Knowing When to Change Course

Liu and her colleagues in Seattle Children’s Psychiatry and Behavioral Medicine Clinic rolled out a computerized ROM system that patients can log into from any web-enabled device including computer kiosks in clinic waiting rooms. The system collects answers to questions about symptoms and asks patients to rate their relationship with their provider (s) by indicating how strongly they agree with statements like “my therapist understands and respects me” and “my prescriber and I are working toward the same goals.” Then providers can review these answers, see how they change over time, and share the resultswith patients and families.

In her own practice, Liu logs on to the system before each appointment to see how a patient is doing according to their self- and parent-reported symptoms.

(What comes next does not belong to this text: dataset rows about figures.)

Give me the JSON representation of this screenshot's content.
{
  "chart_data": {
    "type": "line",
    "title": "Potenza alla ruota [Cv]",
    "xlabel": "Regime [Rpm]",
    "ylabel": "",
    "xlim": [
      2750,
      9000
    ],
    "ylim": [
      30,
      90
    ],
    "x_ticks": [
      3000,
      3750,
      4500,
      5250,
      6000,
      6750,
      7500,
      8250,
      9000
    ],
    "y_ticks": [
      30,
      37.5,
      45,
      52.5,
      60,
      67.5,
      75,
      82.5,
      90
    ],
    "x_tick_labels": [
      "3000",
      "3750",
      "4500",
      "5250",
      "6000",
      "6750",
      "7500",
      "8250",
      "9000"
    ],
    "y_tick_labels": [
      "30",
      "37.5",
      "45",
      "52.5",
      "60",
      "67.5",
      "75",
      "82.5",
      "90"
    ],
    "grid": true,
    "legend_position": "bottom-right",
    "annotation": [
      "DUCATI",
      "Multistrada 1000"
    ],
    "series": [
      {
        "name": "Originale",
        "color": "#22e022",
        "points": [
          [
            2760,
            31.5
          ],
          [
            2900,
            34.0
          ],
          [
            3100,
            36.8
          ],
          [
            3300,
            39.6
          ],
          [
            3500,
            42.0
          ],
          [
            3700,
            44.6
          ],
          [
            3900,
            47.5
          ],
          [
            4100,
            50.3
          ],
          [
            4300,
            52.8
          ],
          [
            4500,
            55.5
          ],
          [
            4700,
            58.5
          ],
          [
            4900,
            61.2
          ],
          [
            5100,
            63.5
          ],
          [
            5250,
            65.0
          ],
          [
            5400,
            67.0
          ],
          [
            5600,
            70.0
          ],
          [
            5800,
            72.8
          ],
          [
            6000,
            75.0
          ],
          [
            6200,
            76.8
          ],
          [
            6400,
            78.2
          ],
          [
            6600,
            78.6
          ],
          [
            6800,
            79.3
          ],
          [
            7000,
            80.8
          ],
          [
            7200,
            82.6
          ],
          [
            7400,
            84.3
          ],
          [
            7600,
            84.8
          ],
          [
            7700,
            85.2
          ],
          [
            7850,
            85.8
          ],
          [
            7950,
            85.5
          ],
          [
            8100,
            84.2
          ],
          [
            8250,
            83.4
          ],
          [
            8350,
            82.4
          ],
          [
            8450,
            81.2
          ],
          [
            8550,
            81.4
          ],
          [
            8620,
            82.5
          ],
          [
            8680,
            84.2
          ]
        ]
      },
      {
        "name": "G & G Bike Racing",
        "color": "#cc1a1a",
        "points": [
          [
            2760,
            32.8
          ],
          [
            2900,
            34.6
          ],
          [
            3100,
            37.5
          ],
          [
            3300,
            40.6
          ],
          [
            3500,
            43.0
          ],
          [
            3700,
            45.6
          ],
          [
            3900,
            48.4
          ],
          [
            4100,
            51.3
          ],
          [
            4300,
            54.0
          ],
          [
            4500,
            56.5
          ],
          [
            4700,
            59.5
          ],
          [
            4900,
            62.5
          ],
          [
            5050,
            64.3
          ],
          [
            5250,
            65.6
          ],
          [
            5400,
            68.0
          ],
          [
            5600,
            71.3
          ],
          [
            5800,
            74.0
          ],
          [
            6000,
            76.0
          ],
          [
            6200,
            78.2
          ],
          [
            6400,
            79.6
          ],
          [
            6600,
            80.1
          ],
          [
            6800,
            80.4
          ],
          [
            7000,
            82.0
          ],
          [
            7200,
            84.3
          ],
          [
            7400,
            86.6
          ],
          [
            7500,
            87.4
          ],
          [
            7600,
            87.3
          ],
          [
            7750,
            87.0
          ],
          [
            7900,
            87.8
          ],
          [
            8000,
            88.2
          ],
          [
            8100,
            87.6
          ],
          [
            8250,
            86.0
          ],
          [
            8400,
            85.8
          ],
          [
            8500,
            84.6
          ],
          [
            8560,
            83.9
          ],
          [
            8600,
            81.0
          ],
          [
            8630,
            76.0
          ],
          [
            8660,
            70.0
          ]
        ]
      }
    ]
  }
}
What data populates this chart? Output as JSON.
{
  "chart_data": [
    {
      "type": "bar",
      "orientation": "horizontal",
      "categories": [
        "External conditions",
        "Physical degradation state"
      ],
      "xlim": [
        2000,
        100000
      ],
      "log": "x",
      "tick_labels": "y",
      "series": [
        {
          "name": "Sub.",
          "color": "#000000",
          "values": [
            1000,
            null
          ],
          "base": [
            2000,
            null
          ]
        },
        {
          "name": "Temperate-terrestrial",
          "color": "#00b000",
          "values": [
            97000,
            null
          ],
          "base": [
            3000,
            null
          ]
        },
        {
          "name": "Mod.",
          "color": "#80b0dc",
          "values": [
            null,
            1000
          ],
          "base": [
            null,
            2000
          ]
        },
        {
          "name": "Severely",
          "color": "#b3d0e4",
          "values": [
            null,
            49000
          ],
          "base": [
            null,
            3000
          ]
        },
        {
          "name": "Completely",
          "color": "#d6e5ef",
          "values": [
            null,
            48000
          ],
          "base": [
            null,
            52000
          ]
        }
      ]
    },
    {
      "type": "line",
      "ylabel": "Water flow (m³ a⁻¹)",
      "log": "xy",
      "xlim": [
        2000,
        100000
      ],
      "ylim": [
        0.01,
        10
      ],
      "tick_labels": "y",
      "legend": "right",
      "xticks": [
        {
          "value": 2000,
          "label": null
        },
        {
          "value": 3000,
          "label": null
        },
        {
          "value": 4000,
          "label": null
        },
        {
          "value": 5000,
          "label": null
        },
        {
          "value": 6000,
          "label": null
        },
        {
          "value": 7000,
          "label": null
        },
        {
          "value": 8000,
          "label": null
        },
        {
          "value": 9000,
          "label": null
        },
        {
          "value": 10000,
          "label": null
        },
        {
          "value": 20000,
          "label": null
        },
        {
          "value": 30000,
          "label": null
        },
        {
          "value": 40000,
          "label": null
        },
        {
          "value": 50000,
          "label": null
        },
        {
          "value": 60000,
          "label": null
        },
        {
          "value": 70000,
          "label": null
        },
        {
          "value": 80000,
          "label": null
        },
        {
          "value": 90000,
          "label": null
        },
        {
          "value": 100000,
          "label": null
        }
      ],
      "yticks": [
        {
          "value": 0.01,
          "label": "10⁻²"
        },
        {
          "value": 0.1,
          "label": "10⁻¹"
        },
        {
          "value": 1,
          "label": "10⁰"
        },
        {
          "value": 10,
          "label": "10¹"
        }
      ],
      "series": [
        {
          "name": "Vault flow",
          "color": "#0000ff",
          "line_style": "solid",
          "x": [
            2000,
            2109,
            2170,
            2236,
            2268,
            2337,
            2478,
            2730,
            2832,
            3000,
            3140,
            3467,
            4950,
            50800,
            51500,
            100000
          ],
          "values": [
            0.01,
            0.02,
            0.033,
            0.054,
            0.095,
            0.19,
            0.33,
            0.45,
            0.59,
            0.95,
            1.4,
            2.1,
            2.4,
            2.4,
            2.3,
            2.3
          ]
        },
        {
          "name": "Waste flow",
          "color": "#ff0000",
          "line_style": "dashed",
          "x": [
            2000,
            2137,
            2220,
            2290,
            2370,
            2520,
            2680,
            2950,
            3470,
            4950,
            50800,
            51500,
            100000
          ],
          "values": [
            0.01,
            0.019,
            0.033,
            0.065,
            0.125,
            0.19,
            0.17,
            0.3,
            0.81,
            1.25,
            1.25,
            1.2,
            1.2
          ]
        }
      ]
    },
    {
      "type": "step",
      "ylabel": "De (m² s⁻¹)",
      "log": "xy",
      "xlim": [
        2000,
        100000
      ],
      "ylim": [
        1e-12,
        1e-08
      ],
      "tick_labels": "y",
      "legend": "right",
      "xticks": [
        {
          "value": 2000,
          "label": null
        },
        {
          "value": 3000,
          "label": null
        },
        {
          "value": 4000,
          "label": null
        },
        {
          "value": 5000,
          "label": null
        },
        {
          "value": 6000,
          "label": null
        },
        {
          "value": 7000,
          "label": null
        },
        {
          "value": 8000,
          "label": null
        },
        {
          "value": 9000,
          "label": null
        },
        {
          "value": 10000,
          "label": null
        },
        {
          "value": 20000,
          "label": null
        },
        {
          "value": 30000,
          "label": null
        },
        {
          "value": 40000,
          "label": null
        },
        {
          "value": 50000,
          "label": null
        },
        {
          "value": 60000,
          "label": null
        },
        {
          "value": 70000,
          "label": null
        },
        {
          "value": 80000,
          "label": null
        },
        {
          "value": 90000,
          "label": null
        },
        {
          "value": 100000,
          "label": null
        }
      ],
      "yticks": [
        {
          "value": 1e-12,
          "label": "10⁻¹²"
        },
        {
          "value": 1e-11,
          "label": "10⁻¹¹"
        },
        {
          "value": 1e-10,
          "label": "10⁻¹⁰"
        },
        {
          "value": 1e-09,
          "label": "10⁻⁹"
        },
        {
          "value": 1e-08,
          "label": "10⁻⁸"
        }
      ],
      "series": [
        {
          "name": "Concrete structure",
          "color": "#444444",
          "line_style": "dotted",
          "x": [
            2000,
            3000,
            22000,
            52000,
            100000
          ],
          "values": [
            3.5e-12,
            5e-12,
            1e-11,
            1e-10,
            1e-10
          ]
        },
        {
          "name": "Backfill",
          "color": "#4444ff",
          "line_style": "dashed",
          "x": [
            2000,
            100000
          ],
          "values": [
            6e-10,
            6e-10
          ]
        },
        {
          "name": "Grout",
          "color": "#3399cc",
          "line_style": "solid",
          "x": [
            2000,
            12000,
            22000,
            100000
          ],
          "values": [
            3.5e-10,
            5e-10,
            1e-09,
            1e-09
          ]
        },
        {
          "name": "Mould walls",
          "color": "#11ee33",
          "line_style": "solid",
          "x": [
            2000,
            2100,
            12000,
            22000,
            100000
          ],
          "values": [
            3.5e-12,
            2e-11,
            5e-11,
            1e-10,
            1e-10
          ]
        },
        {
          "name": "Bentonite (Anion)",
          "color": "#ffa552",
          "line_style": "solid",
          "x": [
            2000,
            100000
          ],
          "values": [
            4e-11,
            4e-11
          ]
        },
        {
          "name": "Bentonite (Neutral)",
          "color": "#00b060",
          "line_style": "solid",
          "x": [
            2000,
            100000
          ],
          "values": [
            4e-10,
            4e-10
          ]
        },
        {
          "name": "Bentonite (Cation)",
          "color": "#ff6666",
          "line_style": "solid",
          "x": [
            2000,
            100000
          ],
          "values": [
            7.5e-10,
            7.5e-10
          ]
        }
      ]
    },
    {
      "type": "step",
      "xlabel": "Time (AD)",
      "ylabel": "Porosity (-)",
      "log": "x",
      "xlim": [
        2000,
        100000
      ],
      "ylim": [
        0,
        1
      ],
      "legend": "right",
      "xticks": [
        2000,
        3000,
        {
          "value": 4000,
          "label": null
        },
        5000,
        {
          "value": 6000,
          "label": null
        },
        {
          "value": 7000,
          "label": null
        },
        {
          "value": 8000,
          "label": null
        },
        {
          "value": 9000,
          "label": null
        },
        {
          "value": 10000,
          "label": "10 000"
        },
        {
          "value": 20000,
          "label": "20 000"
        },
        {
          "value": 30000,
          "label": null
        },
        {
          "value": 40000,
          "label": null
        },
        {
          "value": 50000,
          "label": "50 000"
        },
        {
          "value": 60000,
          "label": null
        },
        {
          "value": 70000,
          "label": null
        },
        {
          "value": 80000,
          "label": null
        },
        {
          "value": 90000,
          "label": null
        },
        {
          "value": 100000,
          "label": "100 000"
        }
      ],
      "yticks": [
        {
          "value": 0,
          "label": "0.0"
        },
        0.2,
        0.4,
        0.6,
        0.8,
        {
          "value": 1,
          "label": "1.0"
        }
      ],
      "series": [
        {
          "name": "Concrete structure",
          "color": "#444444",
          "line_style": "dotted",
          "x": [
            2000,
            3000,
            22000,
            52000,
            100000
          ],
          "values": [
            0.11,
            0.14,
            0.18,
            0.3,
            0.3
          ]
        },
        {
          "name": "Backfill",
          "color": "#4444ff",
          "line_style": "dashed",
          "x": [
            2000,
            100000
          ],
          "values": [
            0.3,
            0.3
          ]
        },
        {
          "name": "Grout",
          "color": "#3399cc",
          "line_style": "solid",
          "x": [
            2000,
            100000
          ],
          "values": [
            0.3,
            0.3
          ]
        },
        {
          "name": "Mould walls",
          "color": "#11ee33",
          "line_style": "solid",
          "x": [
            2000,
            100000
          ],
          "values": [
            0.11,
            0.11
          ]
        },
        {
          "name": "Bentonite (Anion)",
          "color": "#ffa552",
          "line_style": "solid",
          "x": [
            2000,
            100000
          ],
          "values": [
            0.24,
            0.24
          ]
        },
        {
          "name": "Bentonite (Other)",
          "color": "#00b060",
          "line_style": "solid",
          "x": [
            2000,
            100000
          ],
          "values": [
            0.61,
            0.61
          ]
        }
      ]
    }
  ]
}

“Without ROM, it might take a few visits before you know something isn’t working,” Liu says. “Clinicians are actually quite bad at guessing which of our patients are not doing well when relying on clinical judgment alone; ROM gives us immediate feedback, to help decide when to change course.”

ROM can also help patients understand their symptoms and progress compare to peers. “Patients can see their results graphed against norms of same-age peers, so that I can say, ‘the rate of anxiety symptoms you are reporting is a lot like those of other kids your ages who are not being seen in a clinic, which tells me that you’ve made great progress toward recovery and perhaps it’s time to wrap up therapy,’” Liu says.

Establishing a Baseline

Liu is investigating how providers monitored patients’ symptoms and progress before ROM was implemented. Her team is combing through providers’ clinical notes and chronicling any time they mentioned using measurements in treatment. These results will be compared to providers’ documented use of measures after ROM was put in place.

“It’s a huge undertaking but it will let us see whether ROM influences providers’ clinical practice and treatment decisions as well as patients’ participation,” Liu says.

Addressing Disparities

Rolling out quality improvement (QI) strategies like ROM is meant to improve care for all patients and families. But disparities will emerge if patients and families do not have equal access to the QI intervention. This can be especially problematic with web-based tools if the patient population does not have equal access to technology or the Internet.

Part of Liu’s research addresses these pressing issues in the context of web-based ROM. Currently, she is studying the feasibility of implementing ROM with diverse patients and families at Odessa Brown Children’s Clinic. This work is funded by Seattle Children’s Center for Diversity and Health Equity.

Liu plans to apply for a National Institutes of Health career development (K) award – a grant that helps young investigators establish their research careers – to study how web-based ROM can be leveraged to reduce pediatric mental health disparities. She hypothesizes that ROM will help improve patient-provider communication and make patients and families more engaged in treatment, which is linked to improved outcomes. Moreover, ensuring equal access to ROM for all patients/families could reduce the mental health are gap between mainstream patients and families and those in underserved populations.

Looking ahead, Liu believes that web-based ROM would not only improve the quality of care we provide to all patients, but also make it easier to study new clinical practices and approaches.

“We could try something new and then quickly see whether it improves outcomes,” Liu says. “It can be a really powerful tool.”